“A ciência abriu meus olhos para a existência de Deus”, diz cientista ex-ateu

O cientista Michael Guillen, que foi ateu durante a juventude, testemunhou como sua própria trajetória acadêmica o levou a reconsiderar sua visão sobre Deus.

Durante o doutorado em física, matemática e astronomia na Universidade Cornell, ele vivia totalmente dedicado à ciência.

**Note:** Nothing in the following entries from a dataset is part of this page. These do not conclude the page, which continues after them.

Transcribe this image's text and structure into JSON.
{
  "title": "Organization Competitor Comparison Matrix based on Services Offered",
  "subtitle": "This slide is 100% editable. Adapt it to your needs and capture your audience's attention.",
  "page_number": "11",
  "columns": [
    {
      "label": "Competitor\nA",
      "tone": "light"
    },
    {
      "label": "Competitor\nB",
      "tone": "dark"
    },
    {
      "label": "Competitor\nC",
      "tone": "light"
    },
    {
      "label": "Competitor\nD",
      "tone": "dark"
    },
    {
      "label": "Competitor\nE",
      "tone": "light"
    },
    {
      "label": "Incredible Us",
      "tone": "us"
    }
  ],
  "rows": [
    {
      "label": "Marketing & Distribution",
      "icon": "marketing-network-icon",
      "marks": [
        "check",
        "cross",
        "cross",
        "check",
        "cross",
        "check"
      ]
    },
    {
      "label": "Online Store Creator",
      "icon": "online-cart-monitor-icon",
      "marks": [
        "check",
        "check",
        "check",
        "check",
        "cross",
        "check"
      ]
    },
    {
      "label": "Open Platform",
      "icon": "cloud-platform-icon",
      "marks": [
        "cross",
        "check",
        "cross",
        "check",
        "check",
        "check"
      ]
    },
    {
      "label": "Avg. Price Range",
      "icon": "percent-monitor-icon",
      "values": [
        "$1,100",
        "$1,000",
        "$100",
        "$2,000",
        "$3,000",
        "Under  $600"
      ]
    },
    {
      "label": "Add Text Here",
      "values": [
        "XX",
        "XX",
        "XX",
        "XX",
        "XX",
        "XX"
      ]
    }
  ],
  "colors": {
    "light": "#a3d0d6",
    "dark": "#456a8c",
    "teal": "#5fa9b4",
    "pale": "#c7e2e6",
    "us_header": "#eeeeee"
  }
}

“Eu passava 20, 21 horas por dia no meu laboratório no porão”, contou ao The Daily Mail.

Ele descreveu o período como “uma criança em uma loja de doces” e reconheceu: “Se você olhar fotos minhas daquela época, eu tinha uma aparência bem desleixada.”

Guillen afirmou que sua dedicação era extrema: “Tornar-se cientista era algo totalmente absorvente. Quem passa de 20 a 21 horas por dia em um laboratório básico, sem janelas, por anos a fio e sem vida social? Eu mal cuidava da minha aparência. Mal me alimentava. Quem faz isso? Era uma obsessão.”

Leitura da Bíblia

Apesar do foco na ciência, ele começou a questionar se ela poderia responder a todas as questões da vida.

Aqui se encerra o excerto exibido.